Un omaggio all’arte dell’improvvisazione, il suo; un one-man show dove tutto può accadere. Nessuna scaletta, nessun programma di sala, soltanto un flusso di coscienza musicale attraverso i tasti bianchi e neri, dove divertissement, riso ed emozione si mescolano in una sola grande creazione artistica. Ed è così che, sempre per gioco, il 47enne milanese spalanca anche le porte al Gianni nazionale.

Bollani, qual è il suo rapporto con la musica emiliana? Ha inciso brani di Gianni Morandi, penso a ‘Se non avessi più te’ o ‘Sono contento’. È uno dei suoi feticci per caso?
«Nel mondo della musica ci si incontra sempre tutti, anche se si è di ambiti diversi. Ma con Gianni Morandi non mi è mai capitato. In effetti mi piacerebbe, siamo solo a un grado di separazione. Ho sicuramente una passione per alcune delle sue canzoni. Se non avessi più te credo di averla incisa già due o tre volte, penso sia una delle più belle canzoni italiane mai scritte».
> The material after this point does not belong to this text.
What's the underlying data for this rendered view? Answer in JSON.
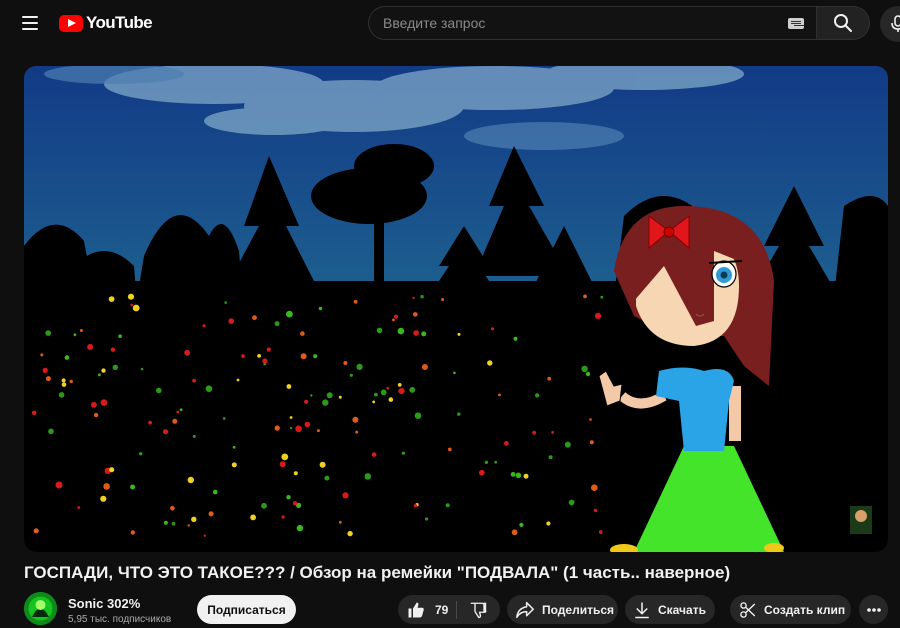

Quindi ci potrebbe stare un duetto tra di voi?
«Eh... Certo! Anzi, facciamo un appello a Gianni: incontriamoci!».

Nel corso della sua carriera ha saccheggiato tutta la musica italiana popolare, in particolare quella napoletana. Ma il liscio, quando?
«Oh, ha ragione. Il liscio prima o poi andrebbe affrontato. Manca, è una cosa che fanno in pochi. Ho un amico che ha messo in piedi il gruppo Extraliscio, che adesso imperversa per la Romagna. E quando li ho visti ho pensato: ‘Ecco, c’era un tassello mancante, qualcuno che prendesse il liscio per mano e lo facesse rivivere’. Un po’ come per la musica classica... Eh, va be’, se non lo fa nessuno lo farò io... Anzi, lo faremo io e Morandi».
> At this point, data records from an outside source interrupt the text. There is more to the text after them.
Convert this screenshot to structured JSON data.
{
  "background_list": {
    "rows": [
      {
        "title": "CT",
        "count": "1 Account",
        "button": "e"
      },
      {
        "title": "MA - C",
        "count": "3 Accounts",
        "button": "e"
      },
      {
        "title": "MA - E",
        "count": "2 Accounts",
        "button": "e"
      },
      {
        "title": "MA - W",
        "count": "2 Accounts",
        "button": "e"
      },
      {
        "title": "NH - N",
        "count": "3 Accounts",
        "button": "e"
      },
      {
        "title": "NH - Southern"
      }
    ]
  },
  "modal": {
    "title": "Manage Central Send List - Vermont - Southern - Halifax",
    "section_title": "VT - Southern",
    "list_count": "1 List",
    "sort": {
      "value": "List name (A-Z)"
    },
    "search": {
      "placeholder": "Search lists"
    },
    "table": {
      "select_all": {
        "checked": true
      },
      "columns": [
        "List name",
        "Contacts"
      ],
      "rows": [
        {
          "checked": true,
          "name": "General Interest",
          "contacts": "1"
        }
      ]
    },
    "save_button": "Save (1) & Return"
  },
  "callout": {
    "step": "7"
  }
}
Vent’anni fa un giovane Bollani iniziava a incidere i primi dischi con un emiliano doc come Ares Tavolazzi. Com’è cambiato in questi vent’anni?
«La musica cambia in conseguenza di ciò che fai nella vita, oppure il contrario... Non so se nasce prima l’uovo o la gallina. Quello che è rimasto intatto, di certo, è la gioia di salire sul palco e tirare il pubblico nella propria stanza dei giochi. Dire ‘venite qua, vi faccio vedere con questo pianoforte cosa si può fare, ditemi voi cosa suonare... Mettiamo assieme Heidi e Prokofiev e vediamo cosa succede’. Credo che lo scopo del gioco sia capire che è tutto un gioco».
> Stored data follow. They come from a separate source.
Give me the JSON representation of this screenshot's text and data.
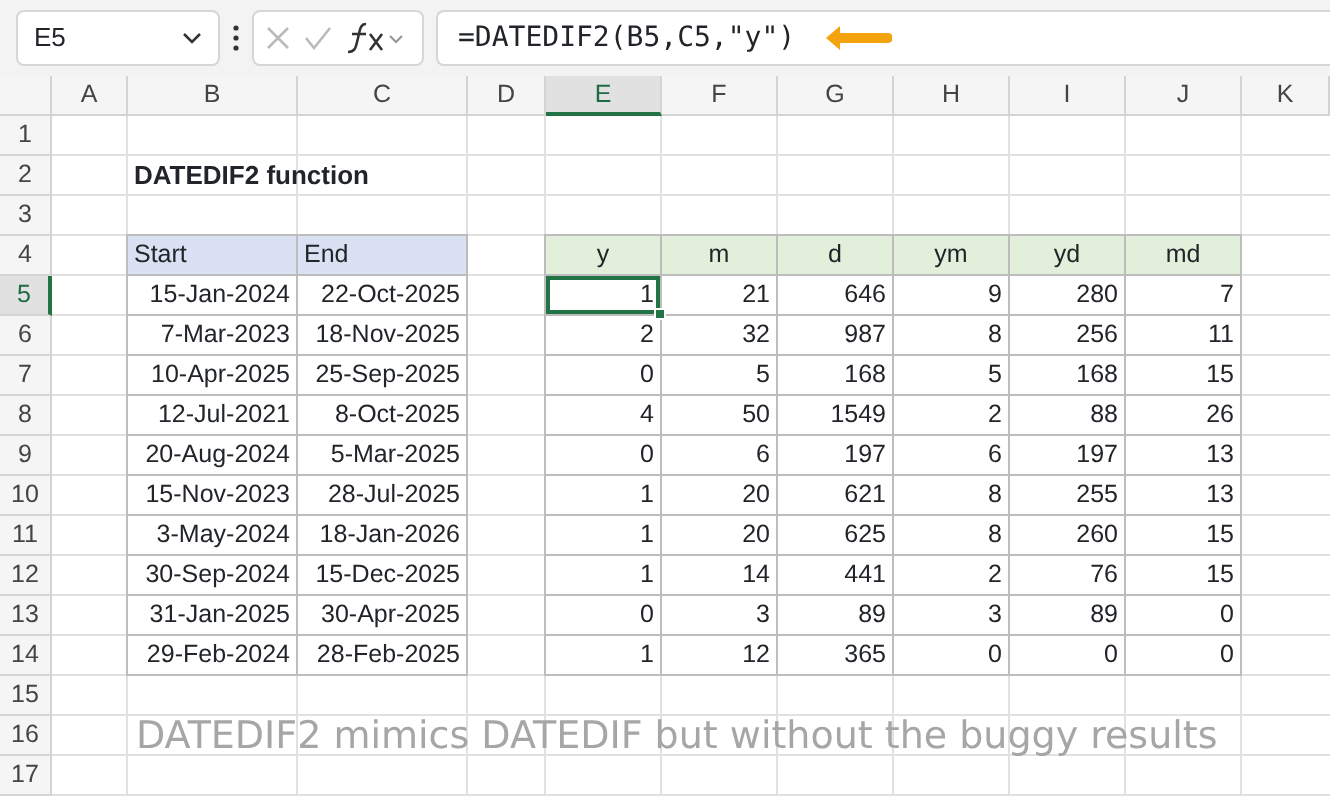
{
  "formula_bar": {
    "name_box": "E5",
    "formula": "=DATEDIF2(B5,C5,\"y\")"
  },
  "columns": [
    {
      "label": "A",
      "selected": false
    },
    {
      "label": "B",
      "selected": false
    },
    {
      "label": "C",
      "selected": false
    },
    {
      "label": "D",
      "selected": false
    },
    {
      "label": "E",
      "selected": true
    },
    {
      "label": "F",
      "selected": false
    },
    {
      "label": "G",
      "selected": false
    },
    {
      "label": "H",
      "selected": false
    },
    {
      "label": "I",
      "selected": false
    },
    {
      "label": "J",
      "selected": false
    },
    {
      "label": "K",
      "selected": false
    }
  ],
  "rows": [
    {
      "label": "1",
      "selected": false
    },
    {
      "label": "2",
      "selected": false
    },
    {
      "label": "3",
      "selected": false
    },
    {
      "label": "4",
      "selected": false
    },
    {
      "label": "5",
      "selected": true
    },
    {
      "label": "6",
      "selected": false
    },
    {
      "label": "7",
      "selected": false
    },
    {
      "label": "8",
      "selected": false
    },
    {
      "label": "9",
      "selected": false
    },
    {
      "label": "10",
      "selected": false
    },
    {
      "label": "11",
      "selected": false
    },
    {
      "label": "12",
      "selected": false
    },
    {
      "label": "13",
      "selected": false
    },
    {
      "label": "14",
      "selected": false
    },
    {
      "label": "15",
      "selected": false
    },
    {
      "label": "16",
      "selected": false
    },
    {
      "label": "17",
      "selected": false
    }
  ],
  "title": "DATEDIF2 function",
  "dates": {
    "columns": [
      "Start",
      "End"
    ],
    "rows": [
      [
        "15-Jan-2024",
        "22-Oct-2025"
      ],
      [
        "7-Mar-2023",
        "18-Nov-2025"
      ],
      [
        "10-Apr-2025",
        "25-Sep-2025"
      ],
      [
        "12-Jul-2021",
        "8-Oct-2025"
      ],
      [
        "20-Aug-2024",
        "5-Mar-2025"
      ],
      [
        "15-Nov-2023",
        "28-Jul-2025"
      ],
      [
        "3-May-2024",
        "18-Jan-2026"
      ],
      [
        "30-Sep-2024",
        "15-Dec-2025"
      ],
      [
        "31-Jan-2025",
        "30-Apr-2025"
      ],
      [
        "29-Feb-2024",
        "28-Feb-2025"
      ]
    ]
  },
  "results": {
    "columns": [
      "y",
      "m",
      "d",
      "ym",
      "yd",
      "md"
    ],
    "rows": [
      [
        {
          "value": "1",
          "selected": true
        },
        {
          "value": "21",
          "selected": false
        },
        {
          "value": "646",
          "selected": false
        },
        {
          "value": "9",
          "selected": false
        },
        {
          "value": "280",
          "selected": false
        },
        {
          "value": "7",
          "selected": false
        }
      ],
      [
        {
          "value": "2",
          "selected": false
        },
        {
          "value": "32",
          "selected": false
        },
        {
          "value": "987",
          "selected": false
        },
        {
          "value": "8",
          "selected": false
        },
        {
          "value": "256",
          "selected": false
        },
        {
          "value": "11",
          "selected": false
        }
      ],
      [
        {
          "value": "0",
          "selected": false
        },
        {
          "value": "5",
          "selected": false
        },
        {
          "value": "168",
          "selected": false
        },
        {
          "value": "5",
          "selected": false
        },
        {
          "value": "168",
          "selected": false
        },
        {
          "value": "15",
          "selected": false
        }
      ],
      [
        {
          "value": "4",
          "selected": false
        },
        {
          "value": "50",
          "selected": false
        },
        {
          "value": "1549",
          "selected": false
        },
        {
          "value": "2",
          "selected": false
        },
        {
          "value": "88",
          "selected": false
        },
        {
          "value": "26",
          "selected": false
        }
      ],
      [
        {
          "value": "0",
          "selected": false
        },
        {
          "value": "6",
          "selected": false
        },
        {
          "value": "197",
          "selected": false
        },
        {
          "value": "6",
          "selected": false
        },
        {
          "value": "197",
          "selected": false
        },
        {
          "value": "13",
          "selected": false
        }
      ],
      [
        {
          "value": "1",
          "selected": false
        },
        {
          "value": "20",
          "selected": false
        },
        {
          "value": "621",
          "selected": false
        },
        {
          "value": "8",
          "selected": false
        },
        {
          "value": "255",
          "selected": false
        },
        {
          "value": "13",
          "selected": false
        }
      ],
      [
        {
          "value": "1",
          "selected": false
        },
        {
          "value": "20",
          "selected": false
        },
        {
          "value": "625",
          "selected": false
        },
        {
          "value": "8",
          "selected": false
        },
        {
          "value": "260",
          "selected": false
        },
        {
          "value": "15",
          "selected": false
        }
      ],
      [
        {
          "value": "1",
          "selected": false
        },
        {
          "value": "14",
          "selected": false
        },
        {
          "value": "441",
          "selected": false
        },
        {
          "value": "2",
          "selected": false
        },
        {
          "value": "76",
          "selected": false
        },
        {
          "value": "15",
          "selected": false
        }
      ],
      [
        {
          "value": "0",
          "selected": false
        },
        {
          "value": "3",
          "selected": false
        },
        {
          "value": "89",
          "selected": false
        },
        {
          "value": "3",
          "selected": false
        },
        {
          "value": "89",
          "selected": false
        },
        {
          "value": "0",
          "selected": false
        }
      ],
      [
        {
          "value": "1",
          "selected": false
        },
        {
          "value": "12",
          "selected": false
        },
        {
          "value": "365",
          "selected": false
        },
        {
          "value": "0",
          "selected": false
        },
        {
          "value": "0",
          "selected": false
        },
        {
          "value": "0",
          "selected": false
        }
      ]
    ]
  },
  "note": "DATEDIF2 mimics DATEDIF but without the buggy results"
}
A Napoli recentemente ha partecipato a uno spettacolo con Bolle e Bocelli. A parte la musica, qual è l’arte che sente più vicina?
«Sono appassionato di cinema e letteratura. Il mio gemello ideale nella musica è la parola. Sono ispirazioni costanti, guardo un film al giorno».

Ha mai pensato di diventare autore di colonne sonore?
«Ecco. Si può fare un altro appello: io e Morandi ci mettiamo a fare una colonna sonora col liscio. Perché non é mai capitato... Ma mi piacerebbe molto lavorare su un film».

Bollani che suona alla Scala, con grandi direttori e orchestre sinfoniche. Il jazz che entra nei conservatori. Che cosa sta accadendo alla musica classica? È considerata troppo noiosa?
«Il jazz comincia ad avere una certa età ed è chiaro che diventi un classico. Piuttosto il pericolo nel chiamare classico tutto ciò che fa parte del passato è di relegarlo in un angolino: ne facciamo un monumento e non ce ne occupiamo più; ci si posa sopra la polvere oppure i piccioni. Per cui c’è da sperare che il mondo della musica trovi anche altri vocaboli per definirsi».